The Child Finder by Rene Denfield
I was nervous about this book because, as a mom, child abductions have long been my worst fear. I found the hunt for the abductor thrilling, I loved the strong main character and I was very interested in people who still live a very old-fashioned lifestyle of trapping game and trading furs. The Pacific Northwest is on Jason and my shortlist of places to visit, so I ate up all the descriptions of the setting.
Naomi, a private investigator who had been abducted as a child, is hired to find Madison Culver, a little girl who went missing three years ago when her family was out looking in the woods for a Christmas tree.
The characters are very well developed, the plot is rock solid and the storyline was different and intriguing. I give this book 4/5 stars.

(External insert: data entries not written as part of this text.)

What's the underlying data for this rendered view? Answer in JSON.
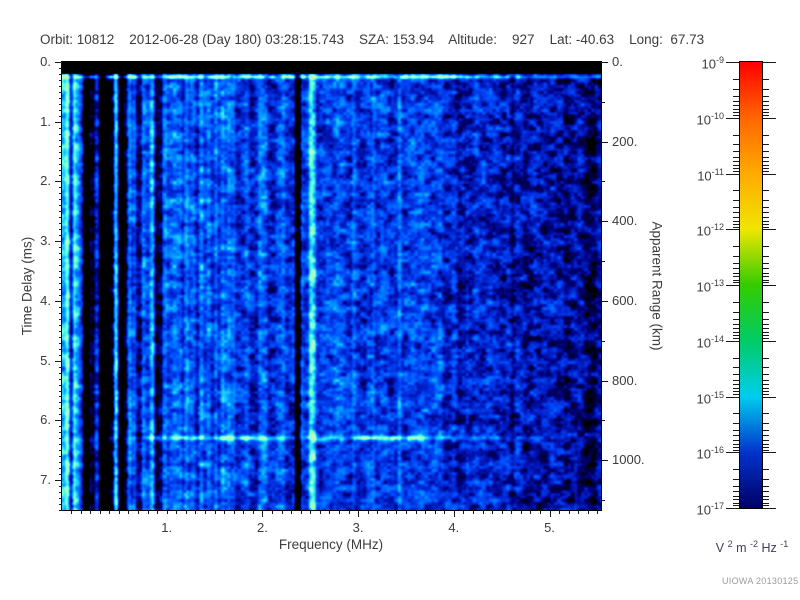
{
  "header": {
    "title_text": "Orbit: 10812    2012-06-28 (Day 180) 03:28:15.743    SZA: 153.94    Altitude:    927    Lat: -40.63    Long:  67.73",
    "orbit": "10812",
    "date": "2012-06-28",
    "day_of_year": "180",
    "time_utc": "03:28:15.743",
    "sza": "153.94",
    "altitude": "927",
    "lat": "-40.63",
    "long": "67.73"
  },
  "footer": {
    "credit": "UIOWA 20130125"
  },
  "chart_data": {
    "type": "heatmap",
    "title": "MARSIS-style ionogram spectrogram",
    "xlabel": "Frequency (MHz)",
    "xlim": [
      0.0,
      5.5
    ],
    "xticks": [
      1,
      2,
      3,
      4,
      5
    ],
    "xtick_labels": [
      "1.",
      "2.",
      "3.",
      "4.",
      "5."
    ],
    "x_minor_step": 0.1,
    "ylabel": "Time Delay (ms)",
    "ylim": [
      0.0,
      7.5
    ],
    "y_increases_downward": true,
    "yticks": [
      0,
      1,
      2,
      3,
      4,
      5,
      6,
      7
    ],
    "ytick_labels": [
      "0.",
      "1.",
      "2.",
      "3.",
      "4.",
      "5.",
      "6.",
      "7."
    ],
    "y_minor_step": 0.1,
    "y2label": "Apparent Range (km)",
    "y2lim": [
      0,
      1127
    ],
    "y2ticks": [
      0,
      200,
      400,
      600,
      800,
      1000
    ],
    "y2tick_labels": [
      "0.",
      "200.",
      "400.",
      "600.",
      "800.",
      "1000."
    ],
    "y2_minor_step": 100,
    "grid": false,
    "legend": "none",
    "colorbar": {
      "scale": "log10",
      "top_value": "1e-9",
      "bottom_value": "1e-17",
      "tick_exponents": [
        "-9",
        "-10",
        "-11",
        "-12",
        "-13",
        "-14",
        "-15",
        "-16",
        "-17"
      ],
      "tick_base": "10",
      "gradient_top_to_bottom": [
        "#ff0000",
        "#ff6600",
        "#ffaa00",
        "#efe600",
        "#33cc00",
        "#00cc66",
        "#00cdee",
        "#0133cc",
        "#000066"
      ],
      "unit_parts": [
        {
          "base": "V",
          "exp": "2"
        },
        {
          "base": " m",
          "exp": "-2"
        },
        {
          "base": " Hz",
          "exp": "-1"
        }
      ]
    },
    "palette_black_to_bright": [
      [
        0.0,
        "#000000"
      ],
      [
        0.1,
        "#000028"
      ],
      [
        0.22,
        "#000078"
      ],
      [
        0.35,
        "#001ec8"
      ],
      [
        0.5,
        "#0050ff"
      ],
      [
        0.65,
        "#0096ff"
      ],
      [
        0.78,
        "#28d7ff"
      ],
      [
        0.88,
        "#5affdc"
      ],
      [
        1.0,
        "#b4ffc8"
      ]
    ],
    "features": [
      {
        "name": "transmit-blanking-band",
        "time_ms": [
          0.0,
          0.2
        ],
        "freq_mhz": [
          0.0,
          5.5
        ],
        "appearance": "solid black bar across top"
      },
      {
        "name": "receiver-turn-on-line",
        "time_ms": 0.25,
        "freq_mhz": [
          0.0,
          5.5
        ],
        "appearance": "bright cyan horizontal line, dimmer above 4 MHz"
      },
      {
        "name": "low-frequency-striped-band",
        "freq_mhz": [
          0.2,
          0.9
        ],
        "appearance": "dark band with alternating black and cyan vertical stripes"
      },
      {
        "name": "interference-dropout-line",
        "freq_mhz": 2.35,
        "appearance": "black vertical line, full height"
      },
      {
        "name": "interference-bright-line",
        "freq_mhz": 2.5,
        "appearance": "bright cyan vertical line, full height"
      },
      {
        "name": "surface-echo-streak",
        "time_ms": 6.3,
        "apparent_range_km": 940,
        "freq_mhz": [
          0.9,
          5.0
        ],
        "appearance": "bright cyan-green horizontal streak, brightest 1.0-2.3 MHz and 3.0-3.8 MHz"
      },
      {
        "name": "high-frequency-attenuation",
        "freq_mhz": [
          4.3,
          5.5
        ],
        "appearance": "darker noise, black patches"
      },
      {
        "name": "background",
        "appearance": "blue speckle noise near 1e-16 V2 m-2 Hz-1"
      }
    ]
  }
}
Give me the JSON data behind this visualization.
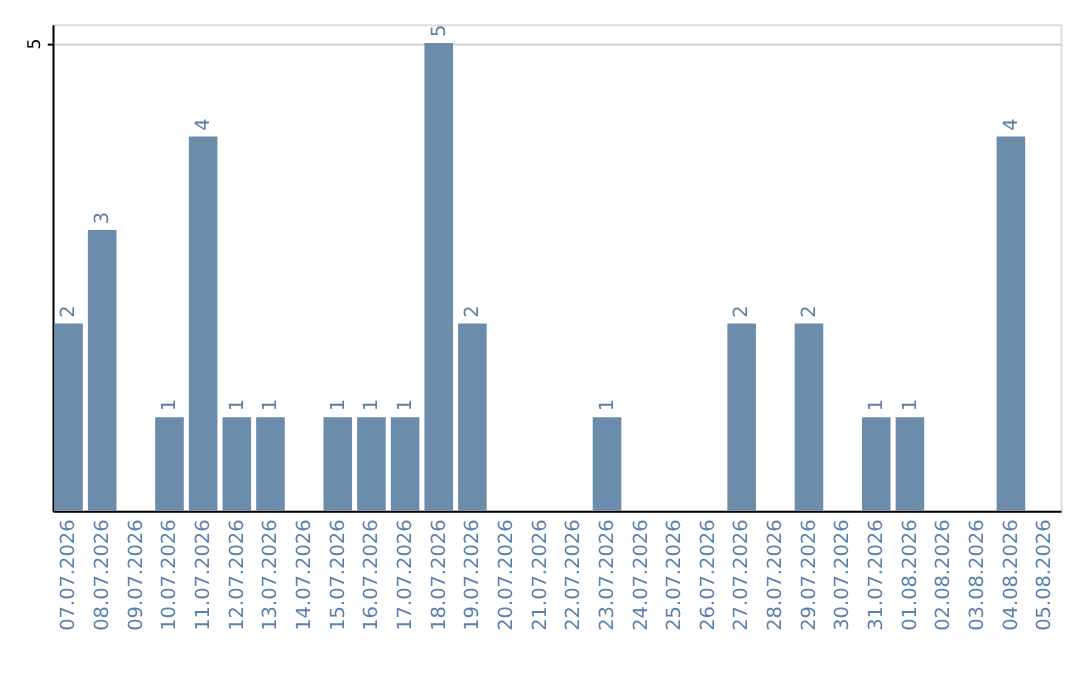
{
  "chart_data": {
    "type": "bar",
    "categories": [
      "07.07.2026",
      "08.07.2026",
      "09.07.2026",
      "10.07.2026",
      "11.07.2026",
      "12.07.2026",
      "13.07.2026",
      "14.07.2026",
      "15.07.2026",
      "16.07.2026",
      "17.07.2026",
      "18.07.2026",
      "19.07.2026",
      "20.07.2026",
      "21.07.2026",
      "22.07.2026",
      "23.07.2026",
      "24.07.2026",
      "25.07.2026",
      "26.07.2026",
      "27.07.2026",
      "28.07.2026",
      "29.07.2026",
      "30.07.2026",
      "31.07.2026",
      "01.08.2026",
      "02.08.2026",
      "03.08.2026",
      "04.08.2026",
      "05.08.2026"
    ],
    "values": [
      2,
      3,
      0,
      1,
      4,
      1,
      1,
      0,
      1,
      1,
      1,
      5,
      2,
      0,
      0,
      0,
      1,
      0,
      0,
      0,
      2,
      0,
      2,
      0,
      1,
      1,
      0,
      0,
      4,
      0
    ],
    "value_labels": [
      "2",
      "3",
      null,
      "1",
      "4",
      "1",
      "1",
      null,
      "1",
      "1",
      "1",
      "5",
      "2",
      null,
      null,
      null,
      "1",
      null,
      null,
      null,
      "2",
      null,
      "2",
      null,
      "1",
      "1",
      null,
      null,
      "4",
      null
    ],
    "color": "#6b8cab",
    "ylim": [
      0,
      5.2
    ],
    "yticks": [
      5
    ],
    "grid": "y"
  }
}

While I was reading The Child Finder by Rene Denfield, my 15 year old was reading (and loving) The Hate U Give by Angie Thomas.
The Hate U Give by Angie Thomas
My daughter LOVED this book. She found the main character, Starr, very relatable. She said she wanted to be friends with Starr and help her through everything that was going on in her life. Starr lives in a poor neighborhood but attends a prep school. The other kids at the prep school can not relate to the issues Starr faces at home. Starr’s best friend is fatally shot and killed by a police officer. His shooting makes national headlines and some say he was a thug, while others say the police officer was wrong for shooting him. Starr’s family is targeted by both the police and drug lords and Starr is the only one that knows what really happened that night.
My daughter’s review reminds me how different the world she is growing up in from the world I grew up in. I grew up in an upper-middle class town, there were a few Black kids and I was and still am friends with them. They may have been going through things – I am pretty sure that they were – but I did not know about it. I just saw them as friends, we talked and joked and made plans to hang out. I always thought that we were so much further along with race relations than we actually are. I really believed, up until a few years ago, that we needed to be color blind and not so shallow as to judge people based on the color of their skin. I was so proud to be an American in 2007 when Barack Hussein Obama accepted the Democratic Nomination for President of the United States and won the election. I cried along with the prolific newscaster, who was on his knees weeping because he never thought he would see a black man become President, his own grandfather having been a slave–I think that was the moment that it hit me that I could never really understand this. I could have sympathy. I could support equality, but my experience as a white person would protect me from things and feelings and situations that I had no idea existed. I wish that the world was the way I thought it was 15 years ago, but since it is not, I am glad that I have raised two girls who want to read books like this and want to stand up for people of color. I am glad that publishers are publishing books like this and I am glad that we can have this conversation. I hope that at some point soon, this conversation won’t be necessary and we will all be treated equally.